Major General Qasem Soleimani has been the commander of the Quds Force since 1998. Although he oversees extraterritorial military and clandestine operations, he is not accountable to the government and the Iranian Foreign Ministry. He is accountable to the Supreme Leader. “Soleimani is the single most powerful operative in the Middle East today and no one’s ever heard of him,” John Maguire, a former C.I.A. officer in Iraq, told the New Yorker magazine in 2013. According to the Guardian “Qassem Suleimani: commander of Quds force is puppeteer of the Middle East”.

Qasem Soleimani played a key role in persuading Russia to launch its military operation in Syria in 2015 which changed the fate of the war. Soleimani and his Quds Force played a defining role in keeping Bashar Assad in power. Soleimani played a leading role in mobilizing Shia fighters from all over the region to go to Syria to maintain the balance of power in favor of Bashar Assad.

Iran- general Qassem Suleimani
The commander of the Iranian Revolutionary Guard’s Quds Force, General Qassem Suleimani, attends celebrations marking the 37th anniversary of the Islamic revolution on February 11, 2016 in Tehran. Photo AFP

The role of the Quds Force in Iraq has been indispensable for the Iraqi government. From the early days of the American invasion in 2003, the Quds Force played a leading role in mobilizing various political and militia Shia factions to both minimise American influence and maximise Iranian role in Iraq.

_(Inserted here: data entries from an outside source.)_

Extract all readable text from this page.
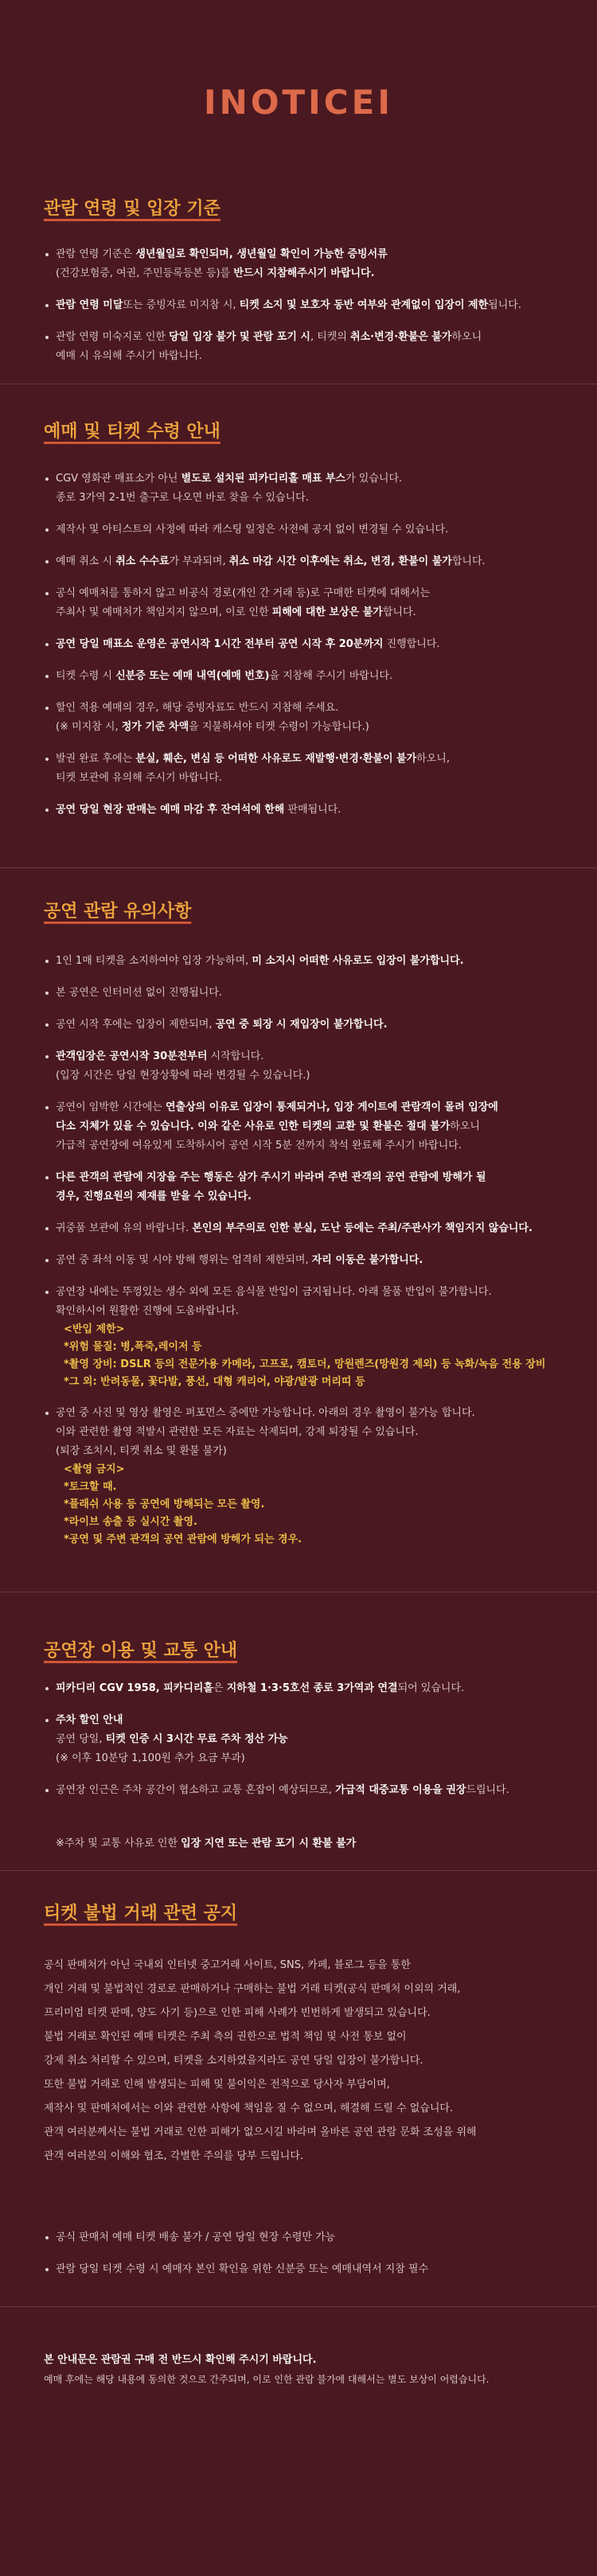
INOTICEI
관람 연령 및 입장 기준
관람 연령 기준은 생년월일로 확인되며, 생년월일 확인이 가능한 증빙서류
(건강보험증, 여권, 주민등록등본 등)를 반드시 지참해주시기 바랍니다.
관람 연령 미달또는 증빙자료 미지참 시, 티켓 소지 및 보호자 동반 여부와 관계없이 입장이 제한됩니다.
관람 연령 미숙지로 인한 당일 입장 불가 및 관람 포기 시, 티켓의 취소·변경·환불은 불가하오니
예매 시 유의해 주시기 바랍니다.
예매 및 티켓 수령 안내
CGV 영화관 매표소가 아닌 별도로 설치된 피카디리홀 매표 부스가 있습니다.
종로 3가역 2-1번 출구로 나오면 바로 찾을 수 있습니다.
제작사 및 아티스트의 사정에 따라 캐스팅 일정은 사전에 공지 없이 변경될 수 있습니다.
예매 취소 시 취소 수수료가 부과되며, 취소 마감 시간 이후에는 취소, 변경, 환불이 불가합니다.
공식 예매처를 통하지 않고 비공식 경로(개인 간 거래 등)로 구매한 티켓에 대해서는
주최사 및 예매처가 책임지지 않으며, 이로 인한 피해에 대한 보상은 불가합니다.
공연 당일 매표소 운영은 공연시작 1시간 전부터 공연 시작 후 20분까지 진행합니다.
티켓 수령 시 신분증 또는 예매 내역(예매 번호)을 지참해 주시기 바랍니다.
할인 적용 예매의 경우, 해당 증빙자료도 반드시 지참해 주세요.
(※ 미지참 시, 정가 기준 차액을 지불하셔야 티켓 수령이 가능합니다.)
발권 완료 후에는 분실, 훼손, 변심 등 어떠한 사유로도 재발행·변경·환불이 불가하오니,
티켓 보관에 유의해 주시기 바랍니다.
공연 당일 현장 판매는 예매 마감 후 잔여석에 한해 판매됩니다.
공연 관람 유의사항
1인 1매 티켓을 소지하여야 입장 가능하며, 미 소지시 어떠한 사유로도 입장이 불가합니다.
본 공연은 인터미션 없이 진행됩니다.
공연 시작 후에는 입장이 제한되며, 공연 중 퇴장 시 재입장이 불가합니다.
관객입장은 공연시작 30분전부터 시작합니다.
(입장 시간은 당일 현장상황에 따라 변경될 수 있습니다.)
공연이 임박한 시간에는 연출상의 이유로 입장이 통제되거나, 입장 게이트에 관람객이 몰려 입장에
다소 지체가 있을 수 있습니다. 이와 같은 사유로 인한 티켓의 교환 및 환불은 절대 불가하오니
가급적 공연장에 여유있게 도착하시어 공연 시작 5분 전까지 착석 완료해 주시기 바랍니다.
다른 관객의 관람에 지장을 주는 행동은 삼가 주시기 바라며 주변 관객의 공연 관람에 방해가 될
경우, 진행요원의 제재를 받을 수 있습니다.
귀중품 보관에 유의 바랍니다. 본인의 부주의로 인한 분실, 도난 등에는 주최/주관사가 책임지지 않습니다.
공연 중 좌석 이동 및 시야 방해 행위는 엄격히 제한되며, 자리 이동은 불가합니다.
공연장 내에는 뚜껑있는 생수 외에 모든 음식물 반입이 금지됩니다. 아래 물품 반입이 불가합니다.
확인하시어 원활한 진행에 도움바랍니다.
<반입 제한>
*위험 물질: 병,폭죽,레이저 등
*촬영 장비: DSLR 등의 전문가용 카메라, 고프로, 캠토더, 망원렌즈(망원경 제외) 등 녹화/녹음 전용 장비
*그 외: 반려동물, 꽃다발, 풍선, 대형 캐리어, 야광/발광 머리띠 등
공연 중 사진 및 영상 촬영은 퍼포먼스 중에만 가능합니다. 아래의 경우 촬영이 불가능 합니다.
이와 관련한 촬영 적발시 관련한 모든 자료는 삭제되며, 강제 퇴장될 수 있습니다.
(퇴장 조치시, 티켓 취소 및 환불 불가)
<촬영 금지>
*토크할 때.
*플래쉬 사용 등 공연에 방해되는 모든 촬영.
*라이브 송출 등 실시간 촬영.
*공연 및 주변 관객의 공연 관람에 방해가 되는 경우.
공연장 이용 및 교통 안내
피카디리 CGV 1958, 피카디리홀은 지하철 1·3·5호선 종로 3가역과 연결되어 있습니다.
주차 할인 안내
공연 당일, 티켓 인증 시 3시간 무료 주차 정산 가능
(※ 이후 10분당 1,100원 추가 요금 부과)
공연장 인근은 주차 공간이 협소하고 교통 혼잡이 예상되므로, 가급적 대중교통 이용을 권장드립니다.
※주차 및 교통 사유로 인한 입장 지연 또는 관람 포기 시 환불 불가
티켓 불법 거래 관련 공지
공식 판매처가 아닌 국내외 인터넷 중고거래 사이트, SNS, 카페, 블로그 등을 통한
개인 거래 및 불법적인 경로로 판매하거나 구매하는 불법 거래 티켓(공식 판매처 이외의 거래,
프리미엄 티켓 판매, 양도 사기 등)으로 인한 피해 사례가 빈번하게 발생되고 있습니다.
불법 거래로 확인된 예매 티켓은 주최 측의 권한으로 법적 책임 및 사전 통보 없이
강제 취소 처리할 수 있으며, 티켓을 소지하였을지라도 공연 당일 입장이 불가합니다.
또한 불법 거래로 인해 발생되는 피해 및 불이익은 전적으로 당사자 부담이며,
제작사 및 판매처에서는 이와 관련한 사항에 책임을 질 수 없으며, 해결해 드릴 수 없습니다.
관객 여러분께서는 불법 거래로 인한 피해가 없으시길 바라며 올바른 공연 관람 문화 조성을 위해
관객 여러분의 이해와 협조, 각별한 주의를 당부 드립니다.
공식 판매처 예매 티켓 배송 불가 / 공연 당일 현장 수령만 가능
관람 당일 티켓 수령 시 예매자 본인 확인을 위한 신분증 또는 예매내역서 지참 필수
본 안내문은 관람권 구매 전 반드시 확인해 주시기 바랍니다.
예매 후에는 해당 내용에 동의한 것으로 간주되며, 이로 인한 관람 불가에 대해서는 별도 보상이 어렵습니다.
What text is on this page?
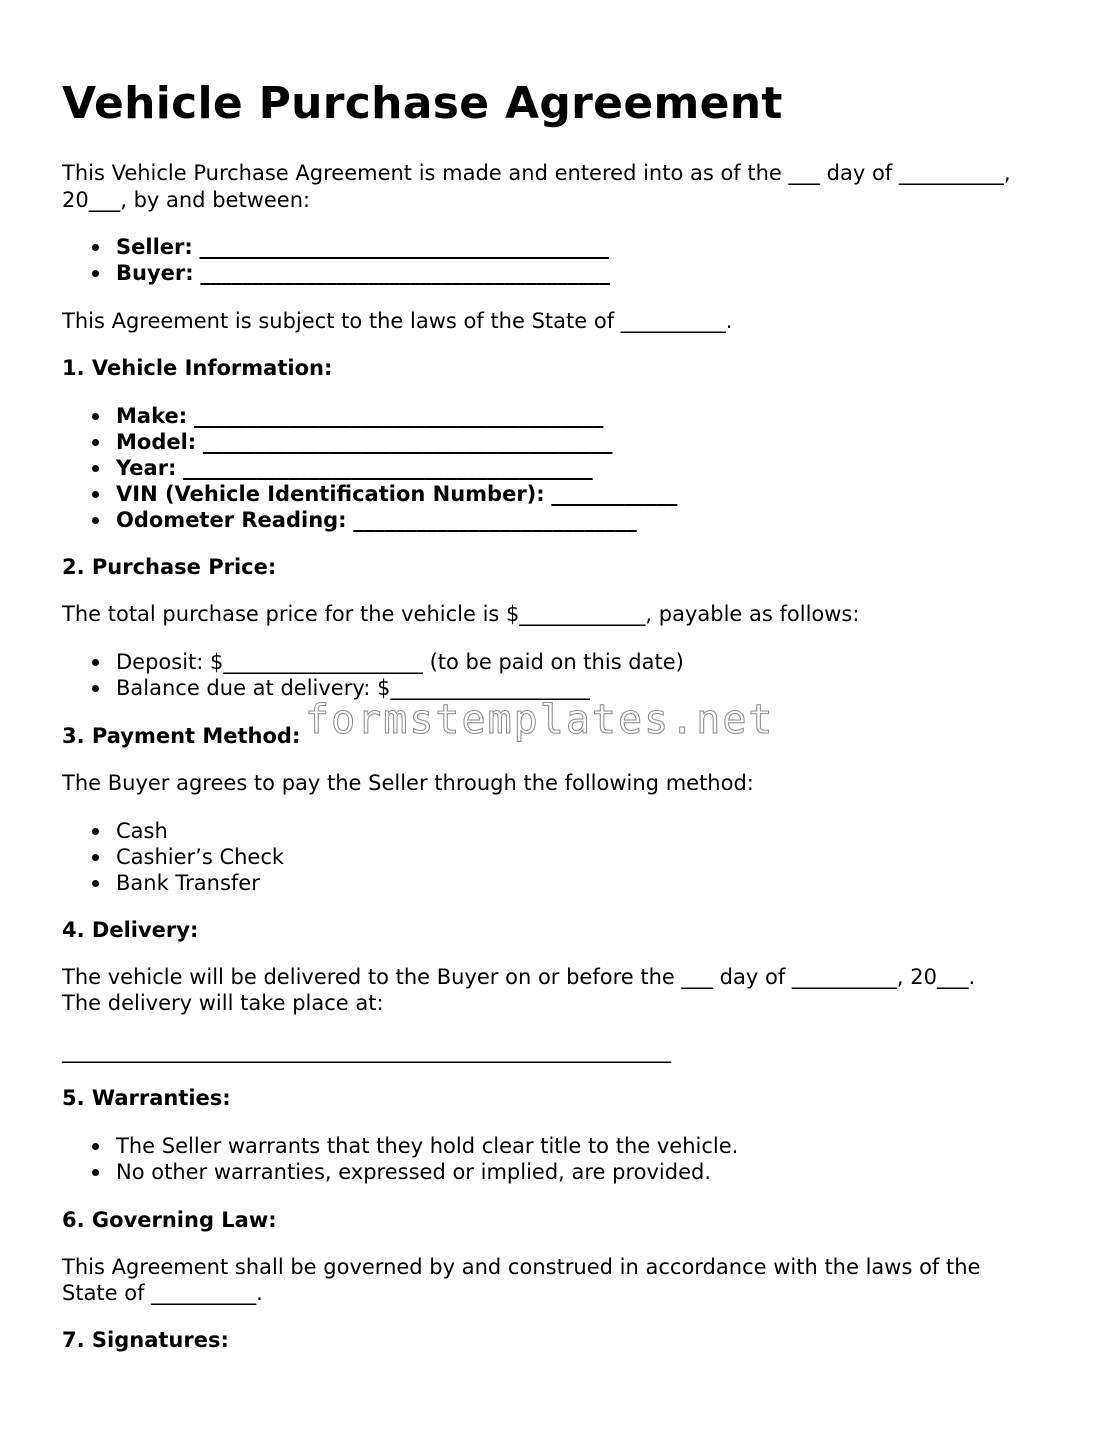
Vehicle Purchase Agreement

This Vehicle Purchase Agreement is made and entered into as of the ___ day of __________,

20___, by and between:

Seller: _______________________________________

Buyer: _______________________________________

This Agreement is subject to the laws of the State of __________.

1. Vehicle Information:

Make: _______________________________________

Model: _______________________________________

Year: _______________________________________

VIN (Vehicle Identification Number): ____________

Odometer Reading: ___________________________

2. Purchase Price:

The total purchase price for the vehicle is $____________, payable as follows:

Deposit: $___________________ (to be paid on this date)

Balance due at delivery: $___________________

3. Payment Method:

The Buyer agrees to pay the Seller through the following method:

Cash

Cashier’s Check

Bank Transfer

4. Delivery:

The vehicle will be delivered to the Buyer on or before the ___ day of __________, 20___.

The delivery will take place at:

__________________________________________________________

5. Warranties:

The Seller warrants that they hold clear title to the vehicle.

No other warranties, expressed or implied, are provided.

6. Governing Law:

This Agreement shall be governed by and construed in accordance with the laws of the

State of __________.

7. Signatures:

formstemplates.net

At one point, he personally sent an SMS message to General David Petraeus to the US commander in Iraq stating. “General Petraeus, you should know that I, Qassem Suleimani, control policy for Iran with respect to Iraq, Lebanon, Gaza, and Afghanistan. The ambassador in Baghdad is a Quds force member. The individual who’s going to replace him is a Quds force member.” The current Iranian ambassador to Iraq is General. Iraj Masjedi who has served as an adviser to Soleimani

Given the lack of transparency it is possible that the role of the Quds Force in Iraq is exaggerated. However, it is evident that from 2014, the Quds Force played a leading role in the fight against IS. They played an important role in liberating many cities which were under IS control. This has significantly deepened the Quds Force influence in Iraq. A senior Iraqi official stated that when the city of Mosul fell, the rapid response by Iran, rather than American bombing, was what prevented a more widespread collapse in Iraq. In response to the IS Popular Mobilisation Forces (PMF) were formed on 15 June 2014 due to the passing of the fatwa by Ali al-Sistani. PMF is an Iraqi state-sponsored umbrella organization composed of some 40 mainly Shia militias. Some of these important groups such as Badr Brigade have deep ties with the Quds Force. The Quds Force is considered as one of the main external sponsors of PMF which is increasingly gaining more importance both in Iraq and the region.